Они стали поспешно спускаться вниз — на площадь, в серые, грустные, болотистые туннели улиц, под тяжелые, давящие своды, под туман, нависший желтовато-серыми клочьями, под этот движущийся, липкий, холодный, отвратительный туман, тающий грязными каплями дождя.

По случаю воскресенья улицы были почти пусты и безмолвны. Они чернели низкими коридорами, придавленные туманом, который, как вата от перевязки, насыщенная гноем, обмакнутая в какие-то ужасные выделения, клубился, спускаясь все ниже в улицы, заливая дома, погружая в грязные волны весь город.

Магазины были закрыты, все двери заперты, тротуары почти пусты, черные дома стояли угрюмо, точно омертвела толпа этих каменных громад, скорбных, немых и совершенно ослепших, потому что все окна были покрыты бельмами, и только кое-где в верхних этажах, утонувших во мгле, мерцал какой-нибудь затерянный огонек.

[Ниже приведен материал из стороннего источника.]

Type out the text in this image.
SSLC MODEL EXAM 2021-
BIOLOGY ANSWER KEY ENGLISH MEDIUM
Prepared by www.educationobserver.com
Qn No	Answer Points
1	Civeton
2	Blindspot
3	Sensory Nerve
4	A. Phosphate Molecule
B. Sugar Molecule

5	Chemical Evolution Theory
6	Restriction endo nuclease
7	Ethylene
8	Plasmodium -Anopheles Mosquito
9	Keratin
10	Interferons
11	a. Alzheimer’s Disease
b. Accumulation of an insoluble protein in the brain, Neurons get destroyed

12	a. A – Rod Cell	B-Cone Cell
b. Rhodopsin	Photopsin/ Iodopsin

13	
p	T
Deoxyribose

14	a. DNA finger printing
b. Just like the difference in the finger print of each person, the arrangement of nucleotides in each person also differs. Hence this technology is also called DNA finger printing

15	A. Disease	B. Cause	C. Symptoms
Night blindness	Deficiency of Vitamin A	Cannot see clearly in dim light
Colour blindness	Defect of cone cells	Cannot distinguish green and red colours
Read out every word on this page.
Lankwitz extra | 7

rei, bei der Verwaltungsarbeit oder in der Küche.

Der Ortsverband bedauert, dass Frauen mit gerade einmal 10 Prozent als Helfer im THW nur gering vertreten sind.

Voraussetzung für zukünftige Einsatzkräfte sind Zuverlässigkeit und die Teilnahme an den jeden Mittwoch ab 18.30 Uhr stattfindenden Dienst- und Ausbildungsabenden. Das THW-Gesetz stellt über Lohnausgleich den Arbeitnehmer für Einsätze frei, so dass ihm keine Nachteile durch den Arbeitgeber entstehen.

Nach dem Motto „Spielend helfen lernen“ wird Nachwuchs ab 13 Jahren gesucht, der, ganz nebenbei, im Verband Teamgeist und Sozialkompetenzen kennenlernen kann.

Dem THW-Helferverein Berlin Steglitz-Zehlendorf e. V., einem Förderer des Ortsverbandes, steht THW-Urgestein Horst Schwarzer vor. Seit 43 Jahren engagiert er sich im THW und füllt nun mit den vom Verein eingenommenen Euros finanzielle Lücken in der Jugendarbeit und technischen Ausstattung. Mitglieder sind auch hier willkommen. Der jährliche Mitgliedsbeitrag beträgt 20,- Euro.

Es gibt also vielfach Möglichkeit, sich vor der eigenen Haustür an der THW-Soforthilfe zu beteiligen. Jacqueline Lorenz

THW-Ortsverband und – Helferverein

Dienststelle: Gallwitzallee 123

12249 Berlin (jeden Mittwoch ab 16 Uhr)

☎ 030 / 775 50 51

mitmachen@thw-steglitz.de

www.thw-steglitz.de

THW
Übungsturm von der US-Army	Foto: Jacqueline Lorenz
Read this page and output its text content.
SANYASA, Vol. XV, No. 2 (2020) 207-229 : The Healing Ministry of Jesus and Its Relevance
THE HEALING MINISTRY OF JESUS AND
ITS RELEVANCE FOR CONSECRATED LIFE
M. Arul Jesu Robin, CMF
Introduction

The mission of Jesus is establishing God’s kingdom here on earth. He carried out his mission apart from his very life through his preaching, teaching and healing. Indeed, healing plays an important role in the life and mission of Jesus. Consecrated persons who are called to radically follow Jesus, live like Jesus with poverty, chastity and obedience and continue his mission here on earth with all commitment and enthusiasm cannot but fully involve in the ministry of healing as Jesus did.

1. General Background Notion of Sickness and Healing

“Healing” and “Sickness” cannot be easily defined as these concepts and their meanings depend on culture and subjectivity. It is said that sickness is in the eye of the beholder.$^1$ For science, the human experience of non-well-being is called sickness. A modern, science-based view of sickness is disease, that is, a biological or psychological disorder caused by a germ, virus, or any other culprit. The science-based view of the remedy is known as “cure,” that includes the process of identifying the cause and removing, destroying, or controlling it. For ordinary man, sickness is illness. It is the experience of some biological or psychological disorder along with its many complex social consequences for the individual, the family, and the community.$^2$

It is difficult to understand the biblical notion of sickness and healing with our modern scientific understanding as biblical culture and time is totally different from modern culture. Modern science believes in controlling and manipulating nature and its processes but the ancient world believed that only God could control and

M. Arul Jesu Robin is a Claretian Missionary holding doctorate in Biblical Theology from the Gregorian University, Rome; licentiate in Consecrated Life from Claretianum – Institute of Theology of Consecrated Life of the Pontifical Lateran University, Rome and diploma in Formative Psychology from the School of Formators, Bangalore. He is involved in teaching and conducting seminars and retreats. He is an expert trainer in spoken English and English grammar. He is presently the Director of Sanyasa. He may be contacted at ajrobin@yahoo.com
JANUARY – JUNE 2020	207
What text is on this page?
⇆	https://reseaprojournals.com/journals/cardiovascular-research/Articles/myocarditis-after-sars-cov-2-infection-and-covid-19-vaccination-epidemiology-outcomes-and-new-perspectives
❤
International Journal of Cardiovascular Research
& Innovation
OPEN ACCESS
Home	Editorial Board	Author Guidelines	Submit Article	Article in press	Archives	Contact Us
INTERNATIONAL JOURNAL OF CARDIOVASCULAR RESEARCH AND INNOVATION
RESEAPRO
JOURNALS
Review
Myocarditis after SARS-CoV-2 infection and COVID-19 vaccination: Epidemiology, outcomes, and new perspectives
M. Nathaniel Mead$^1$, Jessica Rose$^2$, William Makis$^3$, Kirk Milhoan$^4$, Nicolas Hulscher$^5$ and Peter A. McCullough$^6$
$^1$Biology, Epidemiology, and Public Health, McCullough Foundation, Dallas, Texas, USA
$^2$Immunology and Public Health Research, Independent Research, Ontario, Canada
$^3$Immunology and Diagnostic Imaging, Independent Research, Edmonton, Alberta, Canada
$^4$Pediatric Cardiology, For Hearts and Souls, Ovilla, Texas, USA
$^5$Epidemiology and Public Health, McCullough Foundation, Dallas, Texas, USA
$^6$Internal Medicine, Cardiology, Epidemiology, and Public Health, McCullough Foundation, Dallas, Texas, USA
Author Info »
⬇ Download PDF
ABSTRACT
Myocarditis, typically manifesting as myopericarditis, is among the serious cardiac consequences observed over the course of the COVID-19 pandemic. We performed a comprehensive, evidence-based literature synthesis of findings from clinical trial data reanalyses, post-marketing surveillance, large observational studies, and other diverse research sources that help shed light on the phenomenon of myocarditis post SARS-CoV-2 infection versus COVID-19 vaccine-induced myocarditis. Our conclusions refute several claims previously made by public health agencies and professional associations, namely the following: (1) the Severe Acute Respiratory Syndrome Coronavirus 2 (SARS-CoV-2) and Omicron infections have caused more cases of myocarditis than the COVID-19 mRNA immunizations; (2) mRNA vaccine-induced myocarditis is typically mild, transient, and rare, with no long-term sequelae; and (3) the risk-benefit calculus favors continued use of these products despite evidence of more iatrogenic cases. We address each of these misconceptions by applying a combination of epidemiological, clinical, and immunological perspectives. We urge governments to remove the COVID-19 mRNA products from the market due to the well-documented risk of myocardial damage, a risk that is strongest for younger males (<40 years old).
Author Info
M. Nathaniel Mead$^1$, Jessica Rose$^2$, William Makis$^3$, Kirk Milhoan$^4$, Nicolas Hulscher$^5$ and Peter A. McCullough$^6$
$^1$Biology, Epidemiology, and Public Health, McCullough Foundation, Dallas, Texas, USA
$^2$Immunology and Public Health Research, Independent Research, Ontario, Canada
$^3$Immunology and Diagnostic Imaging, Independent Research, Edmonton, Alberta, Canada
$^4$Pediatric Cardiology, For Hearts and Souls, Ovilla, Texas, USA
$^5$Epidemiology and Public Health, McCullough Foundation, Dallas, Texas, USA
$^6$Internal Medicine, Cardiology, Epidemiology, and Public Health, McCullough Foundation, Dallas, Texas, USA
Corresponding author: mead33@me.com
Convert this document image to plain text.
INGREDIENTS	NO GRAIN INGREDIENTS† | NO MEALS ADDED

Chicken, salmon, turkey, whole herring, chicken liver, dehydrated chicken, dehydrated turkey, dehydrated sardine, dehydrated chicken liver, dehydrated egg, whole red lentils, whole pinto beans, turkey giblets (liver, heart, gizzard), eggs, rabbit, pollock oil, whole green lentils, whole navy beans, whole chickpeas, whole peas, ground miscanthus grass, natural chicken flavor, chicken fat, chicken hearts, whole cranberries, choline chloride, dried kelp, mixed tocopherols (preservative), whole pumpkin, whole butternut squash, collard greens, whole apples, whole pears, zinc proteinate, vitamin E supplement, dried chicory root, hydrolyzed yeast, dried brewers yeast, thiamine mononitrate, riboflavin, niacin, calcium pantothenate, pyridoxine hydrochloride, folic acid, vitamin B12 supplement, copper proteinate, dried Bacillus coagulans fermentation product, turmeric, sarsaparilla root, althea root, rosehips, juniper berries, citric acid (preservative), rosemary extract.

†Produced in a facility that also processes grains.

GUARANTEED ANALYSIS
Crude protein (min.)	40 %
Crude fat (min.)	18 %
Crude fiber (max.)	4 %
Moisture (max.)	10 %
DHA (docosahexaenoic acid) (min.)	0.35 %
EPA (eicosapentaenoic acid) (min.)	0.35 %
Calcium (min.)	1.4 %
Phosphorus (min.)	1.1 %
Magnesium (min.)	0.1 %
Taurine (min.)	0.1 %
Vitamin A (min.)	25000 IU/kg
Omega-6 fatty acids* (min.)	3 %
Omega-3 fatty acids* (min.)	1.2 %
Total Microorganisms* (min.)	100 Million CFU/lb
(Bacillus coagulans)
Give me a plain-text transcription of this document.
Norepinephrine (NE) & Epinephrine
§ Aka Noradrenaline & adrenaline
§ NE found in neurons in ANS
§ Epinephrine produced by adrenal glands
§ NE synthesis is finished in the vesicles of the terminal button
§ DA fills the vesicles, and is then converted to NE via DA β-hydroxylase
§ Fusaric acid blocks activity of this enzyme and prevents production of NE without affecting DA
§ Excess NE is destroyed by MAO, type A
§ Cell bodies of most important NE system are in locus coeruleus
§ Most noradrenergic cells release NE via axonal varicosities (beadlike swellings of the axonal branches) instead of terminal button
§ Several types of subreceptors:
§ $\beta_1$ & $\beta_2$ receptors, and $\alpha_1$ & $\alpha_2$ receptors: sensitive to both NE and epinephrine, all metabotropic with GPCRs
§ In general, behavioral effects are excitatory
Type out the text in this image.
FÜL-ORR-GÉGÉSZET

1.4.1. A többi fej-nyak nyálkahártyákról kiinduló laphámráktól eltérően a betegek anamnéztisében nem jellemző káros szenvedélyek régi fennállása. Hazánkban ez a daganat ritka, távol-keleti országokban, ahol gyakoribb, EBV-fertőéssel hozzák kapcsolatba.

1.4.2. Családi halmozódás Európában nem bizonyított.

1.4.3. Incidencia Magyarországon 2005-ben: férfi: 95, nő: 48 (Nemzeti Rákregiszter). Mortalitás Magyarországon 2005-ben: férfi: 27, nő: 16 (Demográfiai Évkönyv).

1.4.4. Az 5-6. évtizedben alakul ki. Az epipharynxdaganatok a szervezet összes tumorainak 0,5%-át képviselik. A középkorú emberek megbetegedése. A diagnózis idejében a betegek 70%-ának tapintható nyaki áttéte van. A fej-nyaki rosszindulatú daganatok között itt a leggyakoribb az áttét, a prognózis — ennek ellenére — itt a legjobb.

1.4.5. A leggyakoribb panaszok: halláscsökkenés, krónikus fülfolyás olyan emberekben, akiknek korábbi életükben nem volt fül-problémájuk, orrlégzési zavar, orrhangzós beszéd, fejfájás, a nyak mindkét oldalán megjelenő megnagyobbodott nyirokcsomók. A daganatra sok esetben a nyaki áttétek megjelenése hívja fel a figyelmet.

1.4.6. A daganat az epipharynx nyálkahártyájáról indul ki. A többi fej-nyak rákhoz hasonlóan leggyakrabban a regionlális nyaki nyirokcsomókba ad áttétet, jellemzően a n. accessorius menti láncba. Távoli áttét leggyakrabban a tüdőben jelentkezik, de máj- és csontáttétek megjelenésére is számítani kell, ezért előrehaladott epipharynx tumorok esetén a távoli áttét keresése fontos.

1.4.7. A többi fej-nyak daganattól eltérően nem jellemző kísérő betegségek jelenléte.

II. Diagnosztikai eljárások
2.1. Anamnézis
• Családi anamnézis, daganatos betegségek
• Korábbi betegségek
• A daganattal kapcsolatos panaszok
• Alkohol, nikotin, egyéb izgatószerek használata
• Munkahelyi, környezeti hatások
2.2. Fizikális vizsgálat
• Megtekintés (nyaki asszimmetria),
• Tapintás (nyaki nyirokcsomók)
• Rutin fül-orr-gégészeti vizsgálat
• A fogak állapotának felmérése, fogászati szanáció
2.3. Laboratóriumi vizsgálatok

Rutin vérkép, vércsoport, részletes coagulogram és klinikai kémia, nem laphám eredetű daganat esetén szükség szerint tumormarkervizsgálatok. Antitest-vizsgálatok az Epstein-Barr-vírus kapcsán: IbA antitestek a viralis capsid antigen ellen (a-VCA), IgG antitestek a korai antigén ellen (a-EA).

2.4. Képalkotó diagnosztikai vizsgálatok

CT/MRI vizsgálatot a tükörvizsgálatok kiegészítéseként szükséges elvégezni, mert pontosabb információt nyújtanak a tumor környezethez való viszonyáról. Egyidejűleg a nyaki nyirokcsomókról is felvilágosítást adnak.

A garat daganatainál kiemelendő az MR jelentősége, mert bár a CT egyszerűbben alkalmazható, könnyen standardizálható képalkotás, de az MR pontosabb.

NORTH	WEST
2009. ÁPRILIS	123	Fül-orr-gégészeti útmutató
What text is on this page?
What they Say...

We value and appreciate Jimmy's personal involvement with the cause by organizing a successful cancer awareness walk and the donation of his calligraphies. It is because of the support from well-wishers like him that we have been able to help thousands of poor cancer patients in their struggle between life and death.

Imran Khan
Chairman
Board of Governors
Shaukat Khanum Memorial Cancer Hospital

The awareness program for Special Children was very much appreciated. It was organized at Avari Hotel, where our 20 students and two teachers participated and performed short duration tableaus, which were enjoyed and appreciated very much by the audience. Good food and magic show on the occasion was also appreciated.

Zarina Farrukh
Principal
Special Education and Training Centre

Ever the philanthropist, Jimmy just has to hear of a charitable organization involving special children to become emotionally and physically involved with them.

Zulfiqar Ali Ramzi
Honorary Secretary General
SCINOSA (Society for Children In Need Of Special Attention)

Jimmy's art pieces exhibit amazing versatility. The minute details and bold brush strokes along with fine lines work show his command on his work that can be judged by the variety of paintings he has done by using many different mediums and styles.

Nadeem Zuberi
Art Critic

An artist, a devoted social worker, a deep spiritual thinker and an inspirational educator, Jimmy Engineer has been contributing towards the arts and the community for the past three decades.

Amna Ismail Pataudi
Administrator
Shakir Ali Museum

Глаза безнадежно блуждали по угрюмой пустоте туманных улиц, даже бесчисленные вывески глядели полинялыми, мертвыми красками.

Воздух был душный, тяжелый, насыщенный сыростью, запахом грязи и размякшего асфальта, а со всех невидимых во мгле крыш, со всех балконов, со всех вывесок брызгали струйки воды, отовсюду капало, водосточные трубы непрерывно глухо гудели, подобно далекому шуму бесчисленных потоков.

— Какой дорогой пойдем? — спросил Зенон, раскрывая зонт.

— По Странду, потому что ближе.

— Вы так торопитесь домой.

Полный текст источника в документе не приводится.